“父亲您这么做有想过我吗?你杀了母亲,杀了母亲啊!她可是您的结发夫妻您儿子的生身母亲啊!您可曾想过我?您没有!”
“世间的人可真是矛盾,不过我已经看出来了谁该杀!不过我不杀你们!桃花扇回!”林桃收回桃花扇,桃花扇从席才镇的肉里出来的时候还带着肉丝,血崩了出来却没有割破任何的血管,林桃厌恶的看着桃花上面的血迹,望着眼前的两个男人,说,“不杀你们,可我这桃花扇与云烟手中的棉花做的扇子总该是要见血的!”
两片桃花刃仍旧将席梦溪与席才镇父子的脖颈处抵着,剩下的三十四片尽数飞到人群中,利刃穿透肉体的声音此起彼伏,不过五息,林桃漠然的看着眼前的人一个接着一个倒在地上,人总得死,战总得起,正如教主说的,我们的缺点就是仁慈,我们才会被世人踩在成见的最下面,因为世人并不怕我们!可世人总在上海着我们,这便是矛盾,我们生来并不是一个传统意义上的人,狭义上来说我们是妖,广义上来说我们是人,可是我们活的比人还像个人样。
席梦溪死死地握着自己的手腕,最后忍不住冲上前,云烟发现了席梦溪这一番动作,招手将自己的棉花送到席梦溪面前说:“棉花是世间最为柔软的一朵花,所以我算不上一个利器,但是在温柔的东西急了也会爆发出惊人的伤害力,所以我不靠本身,我靠的是毒,这毒是方药堂堂主给我的棉花涂上的,箭毒木将军陌生吗?”

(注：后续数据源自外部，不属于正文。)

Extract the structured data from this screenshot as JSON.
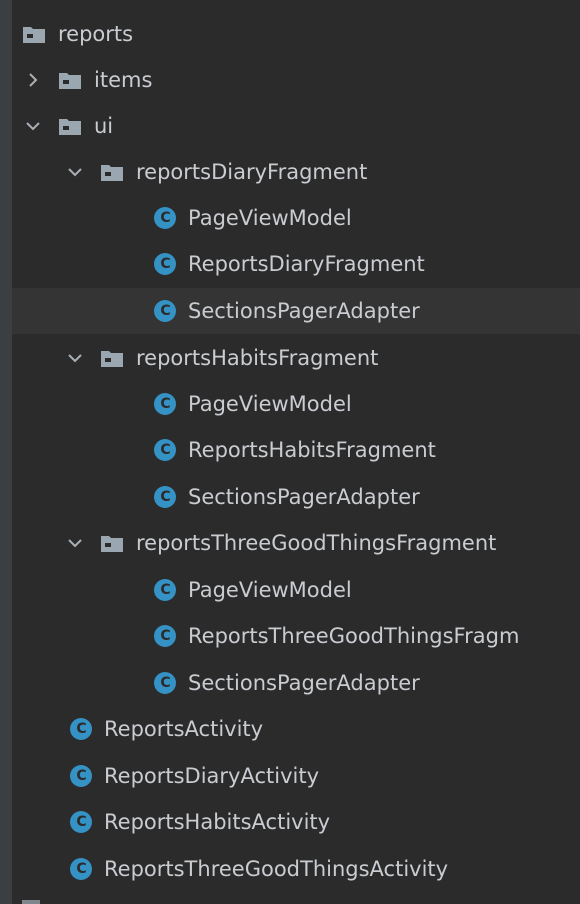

席梦溪一瞬间将自己变得凝固起来,箭毒木只要与自己身上的伤口沾上,不出半刻自己便会从这世界消失,而且自己是武将,身体上大大小小的伤口众多,万一碰上……席梦溪退缩了,作为一个男人一个父亲的他退缩了。席才镇失望的看着自己的父亲,心中一点点地将自小建立起来的崇拜挪走,这个懦弱的男人不值得拥有他的崇拜。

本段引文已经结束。